Friday, October 06, 2006

the odds are stacked up against me...

I have gotten through the 2nd round of NOC and now it's dependent on whether any companies would care to have me as an intern... Been given a choice between BioValley and Silicon Valley.. it's hard and tough, because it seems that my advisors think I probably have a better chance with Silicon Valley... and not to mention, it's something I wanted, except that I didn't really see much prospects of a company with Silicon Valley... Now with this, I have looked through the list of companies and people on the list (16 of them) and found every one of their resume spectacular and i wonder how in the world I managed to edge out some people to get to this stage- it must be his plan and timing... I couldn't do it on my own. My cap is rather laughable and I definitely do not seem to have as much experience as many of them... BioValley seems to house tons of Bio and Chem engineers.. it's ironic that some years back I turned down Ntu's bioengineering course... and now i am back to this...

i have been wondering ever since i started studying here in nus- why i have to be here. i had prayed about my choices and God wanted me to come here... i can see why now but i didn't understand why business... but i realise (very much later and after alot of angst and deliberate frustrations and complaints) that if his favour is upon you, there's no reason why you cannot be blessed... though in ways that the world doesn't see, and sometimes you don't too...

should i not succeed in getting an internship, it's God's will to test and see if I would resent him for not bringing me there... If I do get it... (they say it's usually 95% certain) to see if i would credit everything to him, or take the credit on my own... but i highly doubt taking credit on my own... because really... what am i compared to those people on the charts? sure i smooth talk, but that's really about it. i'm utterly scared out of my wits and nerves.. and i don't know if i would bring any value to any company there... i don't know if they would take me... then again, i hadn't known so many things.. perhaps i would just let go and let God?
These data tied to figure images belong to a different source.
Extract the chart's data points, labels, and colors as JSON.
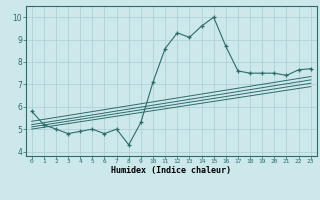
{
  "xlabel": "Humidex (Indice chaleur)",
  "bg_color": "#cce8ea",
  "line_color": "#2e6b6b",
  "grid_color": "#aacfd2",
  "xlim": [
    -0.5,
    23.5
  ],
  "ylim": [
    3.8,
    10.5
  ],
  "xticks": [
    0,
    1,
    2,
    3,
    4,
    5,
    6,
    7,
    8,
    9,
    10,
    11,
    12,
    13,
    14,
    15,
    16,
    17,
    18,
    19,
    20,
    21,
    22,
    23
  ],
  "yticks": [
    4,
    5,
    6,
    7,
    8,
    9,
    10
  ],
  "main_x": [
    0,
    1,
    2,
    3,
    4,
    5,
    6,
    7,
    8,
    9,
    10,
    11,
    12,
    13,
    14,
    15,
    16,
    17,
    18,
    19,
    20,
    21,
    22,
    23
  ],
  "main_y": [
    5.8,
    5.2,
    5.0,
    4.8,
    4.9,
    5.0,
    4.8,
    5.0,
    4.3,
    5.3,
    7.1,
    8.6,
    9.3,
    9.1,
    9.6,
    10.0,
    8.7,
    7.6,
    7.5,
    7.5,
    7.5,
    7.4,
    7.65,
    7.7
  ],
  "trend_lines": [
    [
      [
        0,
        23
      ],
      [
        5.0,
        6.9
      ]
    ],
    [
      [
        0,
        23
      ],
      [
        5.1,
        7.05
      ]
    ],
    [
      [
        0,
        23
      ],
      [
        5.2,
        7.2
      ]
    ],
    [
      [
        0,
        23
      ],
      [
        5.35,
        7.35
      ]
    ]
  ]
}
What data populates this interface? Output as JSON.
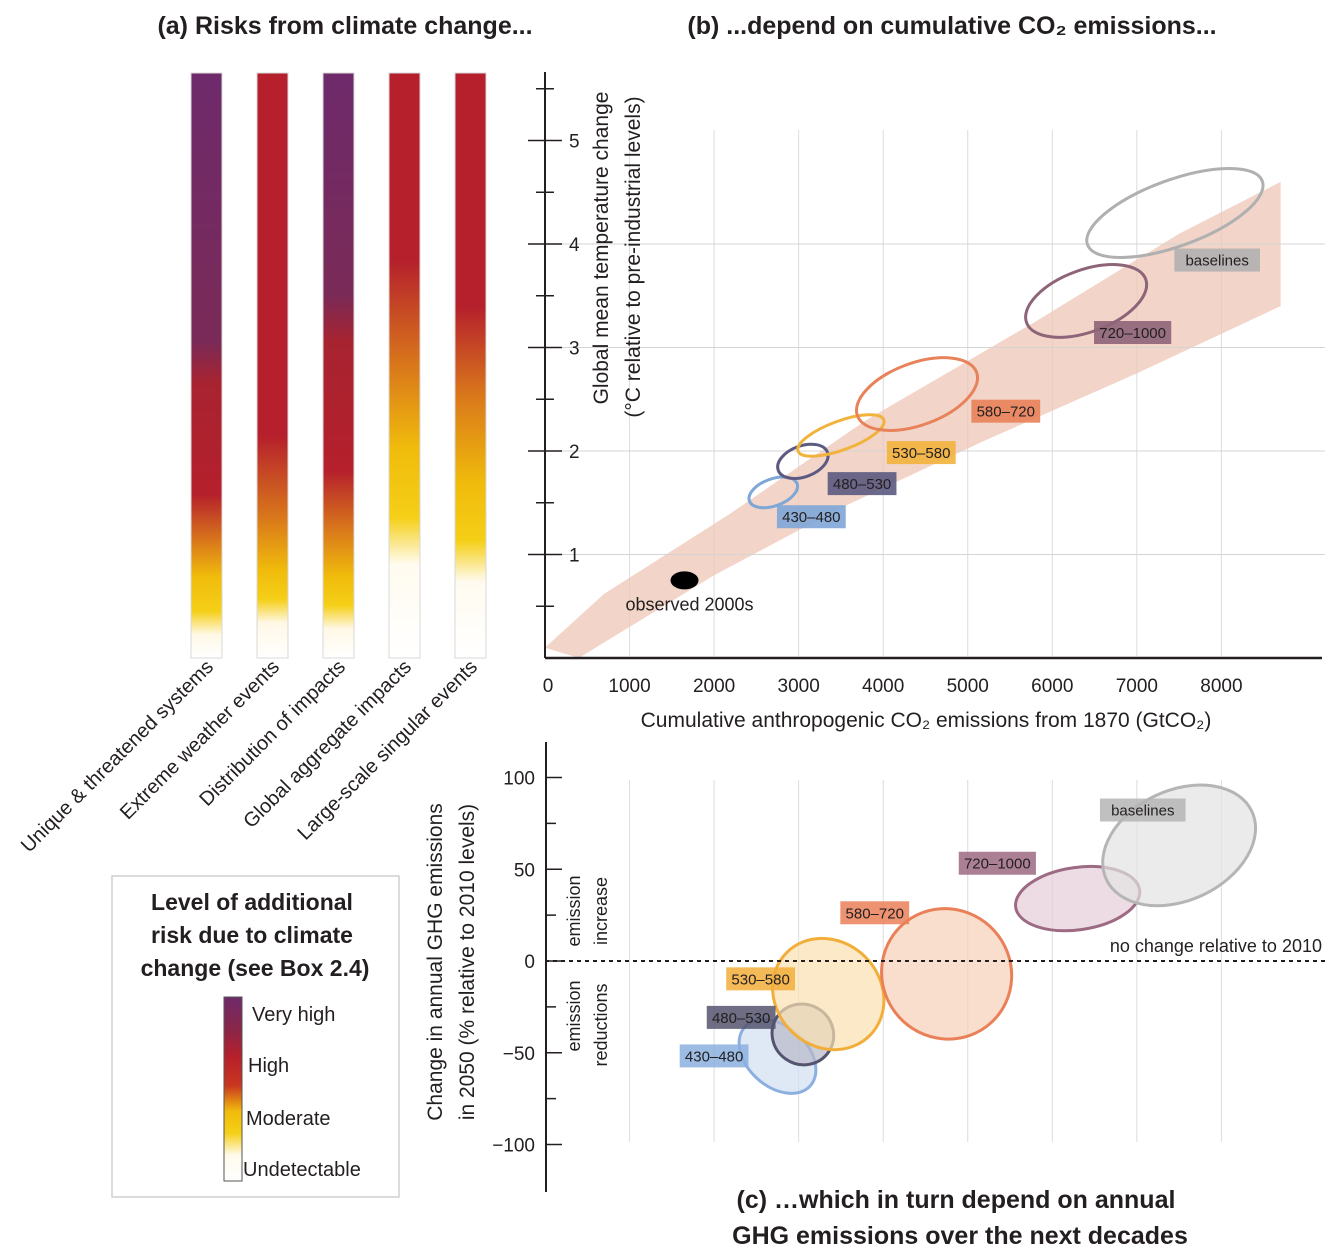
{
  "panel_a": {
    "title": "(a) Risks from climate change...",
    "categories": [
      {
        "label": "Unique & threatened systems",
        "stops": [
          [
            0,
            "#6e2a6b"
          ],
          [
            0.46,
            "#7a2a57"
          ],
          [
            0.53,
            "#a82330"
          ],
          [
            0.72,
            "#b5202c"
          ],
          [
            0.8,
            "#d9771b"
          ],
          [
            0.86,
            "#f0bb0c"
          ],
          [
            0.92,
            "#f5cf17"
          ],
          [
            0.96,
            "#fff8e6"
          ],
          [
            1,
            "#ffffff"
          ]
        ]
      },
      {
        "label": "Extreme weather events",
        "stops": [
          [
            0,
            "#b5202c"
          ],
          [
            0.62,
            "#b5202c"
          ],
          [
            0.76,
            "#d9771b"
          ],
          [
            0.85,
            "#f0bb0c"
          ],
          [
            0.9,
            "#f5cf17"
          ],
          [
            0.94,
            "#fff8e6"
          ],
          [
            1,
            "#ffffff"
          ]
        ]
      },
      {
        "label": "Distribution of impacts",
        "stops": [
          [
            0,
            "#6e2a6b"
          ],
          [
            0.38,
            "#7a2a57"
          ],
          [
            0.46,
            "#a82330"
          ],
          [
            0.68,
            "#b5202c"
          ],
          [
            0.78,
            "#d9771b"
          ],
          [
            0.86,
            "#f0bb0c"
          ],
          [
            0.91,
            "#f5cf17"
          ],
          [
            0.95,
            "#fff8e6"
          ],
          [
            1,
            "#ffffff"
          ]
        ]
      },
      {
        "label": "Global aggregate impacts",
        "stops": [
          [
            0,
            "#b5202c"
          ],
          [
            0.32,
            "#b5202c"
          ],
          [
            0.5,
            "#d9771b"
          ],
          [
            0.64,
            "#f0bb0c"
          ],
          [
            0.76,
            "#f5cf17"
          ],
          [
            0.84,
            "#fffbf0"
          ],
          [
            1,
            "#ffffff"
          ]
        ]
      },
      {
        "label": "Large-scale singular events",
        "stops": [
          [
            0,
            "#b5202c"
          ],
          [
            0.4,
            "#b5202c"
          ],
          [
            0.55,
            "#d9771b"
          ],
          [
            0.7,
            "#f0bb0c"
          ],
          [
            0.8,
            "#f5cf17"
          ],
          [
            0.87,
            "#fffbf0"
          ],
          [
            1,
            "#ffffff"
          ]
        ]
      }
    ],
    "legend": {
      "title_lines": [
        "Level of additional",
        "risk due to climate",
        "change (see Box 2.4)"
      ],
      "levels": [
        "Very high",
        "High",
        "Moderate",
        "Undetectable"
      ]
    }
  },
  "panel_b": {
    "title": "(b) ...depend on cumulative CO₂ emissions...",
    "xlabel": "Cumulative anthropogenic CO₂ emissions from 1870 (GtCO₂)",
    "ylabel_lines": [
      "Global mean temperature change",
      "(°C relative to pre-industrial levels)"
    ],
    "observed_label": "observed 2000s"
  },
  "panel_c": {
    "title_lines": [
      "(c) …which in turn depend on annual",
      "GHG emissions over the next decades"
    ],
    "ylabel_lines": [
      "Change in annual GHG emissions",
      "in 2050 (% relative to 2010 levels)"
    ],
    "increase_label_lines": [
      "emission",
      "increase"
    ],
    "reduction_label_lines": [
      "emission",
      "reductions"
    ],
    "no_change_label": "no change relative to 2010"
  },
  "chart_data": [
    {
      "type": "scatter",
      "title": "(b) ...depend on cumulative CO₂ emissions...",
      "xlabel": "Cumulative anthropogenic CO₂ emissions from 1870 (GtCO₂)",
      "ylabel": "Global mean temperature change (°C relative to pre-industrial levels)",
      "xlim": [
        0,
        9000
      ],
      "ylim": [
        0,
        5.5
      ],
      "x_ticks": [
        0,
        1000,
        2000,
        3000,
        4000,
        5000,
        6000,
        7000,
        8000
      ],
      "y_ticks": [
        1,
        2,
        3,
        4,
        5
      ],
      "grid": true,
      "observed": {
        "label": "observed 2000s",
        "x": 1650,
        "y": 0.75
      },
      "series": [
        {
          "name": "430–480",
          "color": "#7ea6d6",
          "fill": "none",
          "cx": 2700,
          "cy": 1.6,
          "rx": 300,
          "ry": 0.13
        },
        {
          "name": "480–530",
          "color": "#5c5a80",
          "fill": "none",
          "cx": 3050,
          "cy": 1.9,
          "rx": 310,
          "ry": 0.15
        },
        {
          "name": "530–580",
          "color": "#f2b33d",
          "fill": "none",
          "cx": 3500,
          "cy": 2.15,
          "rx": 540,
          "ry": 0.14
        },
        {
          "name": "580–720",
          "color": "#e8825a",
          "fill": "none",
          "cx": 4400,
          "cy": 2.55,
          "rx": 750,
          "ry": 0.3
        },
        {
          "name": "720–1000",
          "color": "#8e6479",
          "fill": "none",
          "cx": 6400,
          "cy": 3.45,
          "rx": 750,
          "ry": 0.3
        },
        {
          "name": "baselines",
          "color": "#b0b0b0",
          "fill": "none",
          "cx": 7450,
          "cy": 4.3,
          "rx": 1100,
          "ry": 0.32
        }
      ]
    },
    {
      "type": "scatter",
      "title": "(c) …which in turn depend on annual GHG emissions over the next decades",
      "ylabel": "Change in annual GHG emissions in 2050 (% relative to 2010 levels)",
      "xlim": [
        0,
        9000
      ],
      "ylim": [
        -110,
        110
      ],
      "y_ticks": [
        100,
        50,
        0,
        -50,
        -100
      ],
      "reference_line": {
        "y": 0,
        "label": "no change relative to 2010"
      },
      "series": [
        {
          "name": "430–480",
          "color": "#8bb0df",
          "fill": "#d2e0f2",
          "cx": 2750,
          "cy": -52,
          "rx": 330,
          "ry": 24
        },
        {
          "name": "480–530",
          "color": "#55546f",
          "fill": "#b8b8c8",
          "cx": 3050,
          "cy": -40,
          "rx": 160,
          "ry": 17
        },
        {
          "name": "530–580",
          "color": "#f2ae3a",
          "fill": "#f9dfb0",
          "cx": 3350,
          "cy": -18,
          "rx": 620,
          "ry": 32
        },
        {
          "name": "580–720",
          "color": "#ea8058",
          "fill": "#f7cfb8",
          "cx": 4750,
          "cy": -7,
          "rx": 760,
          "ry": 36
        },
        {
          "name": "720–1000",
          "color": "#9c6a82",
          "fill": "#e5cdd8",
          "cx": 6300,
          "cy": 34,
          "rx": 740,
          "ry": 17
        },
        {
          "name": "baselines",
          "color": "#b5b5b5",
          "fill": "#e3e3e3",
          "cx": 7500,
          "cy": 63,
          "rx": 950,
          "ry": 30
        }
      ]
    }
  ]
}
to add injury to my vulnerable state... i believe i have disappointed both myself and someone very significant in my life... he's slated to come back on the 1st of january from denmark and with my going there for a year and the possibility of leaving just as he arrives- the whole issue is daunting... i don't know what to do or think... and i cannot seem to do anything anyways because i am not really confirmed going... but yet in my heart i dunno how to placate this upsetting thought of a probable tension... i hope he comes back earlier to spend some time with me... but i don't want to hold him back from enjoying the time in europe... it costs a bomb to get there... we both love travel, and i won't want him to lose the chance of enjoying himself... but the heart is weak and wants him back home...

God, please help me out. make things right. why did you bring me all the way if you're not going to bring me there? I prayed for a letter of rejection if it's not your will to go and you have shown me so many signs... why this? or am i acting on my own silly thoughts? you are going to put it through for me?